As President Donald Trump visits Poland this week, he will find a country steeped in history, much of it relevant to the issues of today. He will also be following a path taken by many predecessors in the Oval Office, who came to Warsaw at critical moments to affirm American support for Polish security and independence.

I witnessed three of those previous visits as a member of the U.S. embassy staff in the late 1970s and again in the mid-'90s. The Warsaw stops by President Jimmy Carter in 1977 and President Bill Clinton in 1994 and 1997 were all fraught with drama and political meaning worth re-examining today.

When Carter came to Warsaw 40 years ago (Dec. 29-31, 1977), Poland was still ruled by an unloved communist government. To demonstrate American solidarity with the Polish people, rather than their government, Carter laid wreaths at historic monuments, met with Catholic Church leaders and dissidents, held a news conference televised live and uncensored, and promised more agricultural credits to make up for Poland's failing grain production. When the trade union/anti-government political movement Solidarity was born fewer than three years later, Poles knew we were on the side of the angels.

By the time Clinton arrived in 1994, the communist system had been cast into the junkyard of history and the urgent question for Poles now had become how to guarantee their newfound independence against a feared resurgence by Russia, which Poles calculated had invaded their country more than 20 times over the centuries.

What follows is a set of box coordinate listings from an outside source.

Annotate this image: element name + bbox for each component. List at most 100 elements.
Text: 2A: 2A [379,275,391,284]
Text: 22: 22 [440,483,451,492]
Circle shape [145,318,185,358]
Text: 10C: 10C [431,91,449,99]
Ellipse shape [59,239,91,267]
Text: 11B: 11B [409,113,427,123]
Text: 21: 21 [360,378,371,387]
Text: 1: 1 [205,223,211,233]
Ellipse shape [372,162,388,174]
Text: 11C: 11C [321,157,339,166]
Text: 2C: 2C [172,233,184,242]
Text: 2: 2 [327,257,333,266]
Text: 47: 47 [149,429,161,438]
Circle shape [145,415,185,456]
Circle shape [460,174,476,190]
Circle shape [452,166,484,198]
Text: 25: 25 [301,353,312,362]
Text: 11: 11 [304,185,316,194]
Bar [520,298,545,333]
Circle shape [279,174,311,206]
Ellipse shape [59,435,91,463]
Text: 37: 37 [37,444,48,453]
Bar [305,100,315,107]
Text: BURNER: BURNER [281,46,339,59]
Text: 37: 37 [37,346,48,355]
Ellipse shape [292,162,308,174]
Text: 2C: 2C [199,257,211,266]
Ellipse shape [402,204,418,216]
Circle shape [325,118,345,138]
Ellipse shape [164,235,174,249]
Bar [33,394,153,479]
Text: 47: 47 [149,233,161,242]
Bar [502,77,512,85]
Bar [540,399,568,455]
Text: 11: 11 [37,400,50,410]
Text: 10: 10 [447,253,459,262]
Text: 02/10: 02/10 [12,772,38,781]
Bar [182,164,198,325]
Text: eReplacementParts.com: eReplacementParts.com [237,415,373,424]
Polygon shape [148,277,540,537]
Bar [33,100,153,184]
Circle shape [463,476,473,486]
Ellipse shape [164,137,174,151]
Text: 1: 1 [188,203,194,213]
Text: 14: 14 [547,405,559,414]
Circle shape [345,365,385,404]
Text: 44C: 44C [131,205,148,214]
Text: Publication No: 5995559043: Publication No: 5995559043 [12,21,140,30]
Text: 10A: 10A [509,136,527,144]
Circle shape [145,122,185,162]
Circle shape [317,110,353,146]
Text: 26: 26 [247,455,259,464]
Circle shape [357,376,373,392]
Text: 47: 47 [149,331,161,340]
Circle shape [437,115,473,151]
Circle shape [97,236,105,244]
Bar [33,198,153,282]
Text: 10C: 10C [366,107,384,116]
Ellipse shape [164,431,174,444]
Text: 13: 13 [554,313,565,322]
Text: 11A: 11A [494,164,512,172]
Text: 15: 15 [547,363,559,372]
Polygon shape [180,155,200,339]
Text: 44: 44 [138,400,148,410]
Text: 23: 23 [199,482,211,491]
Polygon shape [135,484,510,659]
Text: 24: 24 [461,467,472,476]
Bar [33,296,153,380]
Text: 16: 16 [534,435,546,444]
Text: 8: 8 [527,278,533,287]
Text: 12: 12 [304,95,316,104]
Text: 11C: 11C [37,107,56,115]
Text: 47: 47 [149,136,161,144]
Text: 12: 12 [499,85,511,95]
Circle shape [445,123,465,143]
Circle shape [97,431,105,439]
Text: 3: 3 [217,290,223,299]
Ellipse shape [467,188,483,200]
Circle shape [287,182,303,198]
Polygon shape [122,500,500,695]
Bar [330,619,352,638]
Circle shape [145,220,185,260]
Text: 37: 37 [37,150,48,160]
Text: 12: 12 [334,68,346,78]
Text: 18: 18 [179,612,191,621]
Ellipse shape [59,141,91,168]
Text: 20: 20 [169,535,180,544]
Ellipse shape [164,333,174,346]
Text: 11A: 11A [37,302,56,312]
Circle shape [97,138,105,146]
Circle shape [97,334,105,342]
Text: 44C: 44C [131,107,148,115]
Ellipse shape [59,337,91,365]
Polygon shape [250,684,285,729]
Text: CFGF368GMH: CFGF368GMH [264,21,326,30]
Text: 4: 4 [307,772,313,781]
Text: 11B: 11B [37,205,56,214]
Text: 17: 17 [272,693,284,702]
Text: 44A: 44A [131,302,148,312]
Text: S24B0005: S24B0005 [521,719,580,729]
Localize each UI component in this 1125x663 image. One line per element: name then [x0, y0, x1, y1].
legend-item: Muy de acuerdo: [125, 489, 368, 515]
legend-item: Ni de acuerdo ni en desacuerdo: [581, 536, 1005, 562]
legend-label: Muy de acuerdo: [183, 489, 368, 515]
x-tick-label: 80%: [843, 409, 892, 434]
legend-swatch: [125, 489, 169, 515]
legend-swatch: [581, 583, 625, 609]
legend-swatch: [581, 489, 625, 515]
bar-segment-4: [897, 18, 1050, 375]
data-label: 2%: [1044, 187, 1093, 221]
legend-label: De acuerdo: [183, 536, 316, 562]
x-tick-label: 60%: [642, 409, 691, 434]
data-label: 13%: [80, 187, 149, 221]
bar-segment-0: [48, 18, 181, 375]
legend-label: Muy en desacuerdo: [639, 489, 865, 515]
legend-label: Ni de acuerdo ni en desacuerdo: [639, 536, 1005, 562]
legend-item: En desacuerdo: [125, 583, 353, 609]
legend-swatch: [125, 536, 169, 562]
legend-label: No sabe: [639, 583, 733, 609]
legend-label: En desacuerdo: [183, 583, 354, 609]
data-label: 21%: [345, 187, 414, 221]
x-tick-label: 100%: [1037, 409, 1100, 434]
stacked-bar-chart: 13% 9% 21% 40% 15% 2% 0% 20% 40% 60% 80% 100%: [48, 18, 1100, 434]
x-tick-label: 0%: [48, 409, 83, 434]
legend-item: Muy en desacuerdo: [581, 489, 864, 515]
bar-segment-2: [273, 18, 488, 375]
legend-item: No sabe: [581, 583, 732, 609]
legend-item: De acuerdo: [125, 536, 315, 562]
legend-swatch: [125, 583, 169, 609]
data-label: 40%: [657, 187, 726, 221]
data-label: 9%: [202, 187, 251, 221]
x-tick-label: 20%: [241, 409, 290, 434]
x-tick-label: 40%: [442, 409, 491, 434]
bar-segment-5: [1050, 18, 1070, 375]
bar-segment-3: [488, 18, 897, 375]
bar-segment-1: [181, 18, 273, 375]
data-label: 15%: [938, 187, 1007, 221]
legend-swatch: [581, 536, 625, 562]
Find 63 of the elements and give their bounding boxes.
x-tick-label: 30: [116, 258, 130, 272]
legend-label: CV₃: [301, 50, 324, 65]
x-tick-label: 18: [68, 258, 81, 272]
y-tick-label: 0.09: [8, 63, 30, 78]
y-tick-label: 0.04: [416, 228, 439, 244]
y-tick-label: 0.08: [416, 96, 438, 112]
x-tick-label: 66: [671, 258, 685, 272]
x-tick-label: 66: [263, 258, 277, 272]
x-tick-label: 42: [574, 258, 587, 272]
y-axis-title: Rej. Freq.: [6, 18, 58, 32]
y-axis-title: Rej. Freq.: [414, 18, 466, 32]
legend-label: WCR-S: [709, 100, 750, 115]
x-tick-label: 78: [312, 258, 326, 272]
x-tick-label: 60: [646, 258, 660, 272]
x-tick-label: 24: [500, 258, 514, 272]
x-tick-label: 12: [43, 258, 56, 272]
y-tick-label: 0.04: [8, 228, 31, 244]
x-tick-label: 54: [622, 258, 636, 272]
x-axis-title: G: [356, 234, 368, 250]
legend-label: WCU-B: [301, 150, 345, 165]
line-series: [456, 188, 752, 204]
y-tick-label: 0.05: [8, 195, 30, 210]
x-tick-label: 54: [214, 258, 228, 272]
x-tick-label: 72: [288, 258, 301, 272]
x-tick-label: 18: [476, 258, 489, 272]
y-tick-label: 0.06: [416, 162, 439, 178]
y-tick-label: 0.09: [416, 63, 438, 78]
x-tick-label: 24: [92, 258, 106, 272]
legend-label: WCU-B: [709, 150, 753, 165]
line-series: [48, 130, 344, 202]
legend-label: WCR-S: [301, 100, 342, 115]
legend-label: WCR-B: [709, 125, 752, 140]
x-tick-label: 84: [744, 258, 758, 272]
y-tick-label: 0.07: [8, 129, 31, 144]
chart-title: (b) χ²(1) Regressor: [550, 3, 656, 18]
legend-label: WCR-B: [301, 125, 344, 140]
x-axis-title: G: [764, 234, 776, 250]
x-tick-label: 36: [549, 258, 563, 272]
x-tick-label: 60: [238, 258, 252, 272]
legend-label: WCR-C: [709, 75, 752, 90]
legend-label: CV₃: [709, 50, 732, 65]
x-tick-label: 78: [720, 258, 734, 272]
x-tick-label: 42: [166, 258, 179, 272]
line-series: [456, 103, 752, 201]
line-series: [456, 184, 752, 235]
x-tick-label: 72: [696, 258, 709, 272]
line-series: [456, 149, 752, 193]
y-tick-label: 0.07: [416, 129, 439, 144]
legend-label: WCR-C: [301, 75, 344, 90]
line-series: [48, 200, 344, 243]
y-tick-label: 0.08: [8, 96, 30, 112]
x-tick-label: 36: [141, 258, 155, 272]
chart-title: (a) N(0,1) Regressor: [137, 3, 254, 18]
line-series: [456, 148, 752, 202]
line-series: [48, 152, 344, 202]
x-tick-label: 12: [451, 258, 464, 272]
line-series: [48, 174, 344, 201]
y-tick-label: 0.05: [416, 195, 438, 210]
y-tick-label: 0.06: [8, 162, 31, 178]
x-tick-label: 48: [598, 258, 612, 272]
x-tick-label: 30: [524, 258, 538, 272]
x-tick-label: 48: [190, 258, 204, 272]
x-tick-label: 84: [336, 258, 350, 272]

Clinton brought the wanted answer, telling the Polish Parliament that collective security through membership in the North Atlantic Treaty Organization (NATO) was a question of "not whether, but how and when." He delivered on that promise three years later when he returned to Warsaw, 20 years ago this week, to announce that Poland — along with Hungary and then-Czechoslovakia — was invited to join the alliance.

Poles will be looking for reassurances from Trump that the U.S. commitment to collective security, so crucial to the future of their own country and all of Europe, remains solid. The doubts on that score sown by candidate Trump during last year's campaign raised old fears of abandonment, as when Poland and all of Central Europe were consigned against their will to the Soviet sphere of influence at Yalta during World War II.

Poles also remember that when their "Home Army" rose up against their Nazi occupiers on Aug. 1, 1944, they fought on alone, with no help from the Allies or the Red Army, which was then camped just across the Vistula River but did not respond. Some 200,000 Poles died in that two-month battle, more than three times the number of Americans who died in our decadelong war in Vietnam.

Poland is currently governed not by Lech Walesa and the other heroes of the long struggle against communism, but by a right-wing faction that sees eye to eye with Trump on issues such as immigration, climate change and opposition to European Union rules. The latter is especially ironic since gaining membership in the E.U., along with NATO, was a national quest for Poland after the fall of the Berlin Wall in 1989.

Membership in these two Western clubs has brought Poland unaccustomed peace and prosperity after a long period of oppression and occupation by the Nazis, then the Russians. Poles continue to fear an eventual Russian effort to regain dominance, through subversion and intimidation if not direct invasion. Russian interference in the Crimea and elsewhere in eastern Ukraine stoked those fears.

So this is where Trump comes in. Will he warn Russian President Vladimir Putin to keep his hands off Poland, Ukraine, Estonia and the other Baltic nations? And, for that matter, to quit interfering in our own country or face severe consequences? Or will he confine himself to rhetoric, historic bromides and jibes at fellow Western leaders?

Poland is a serious country with a deep history. It's no place for an apprentice.

Dick Virden, of Plymouth, is a retired senior foreign service officer.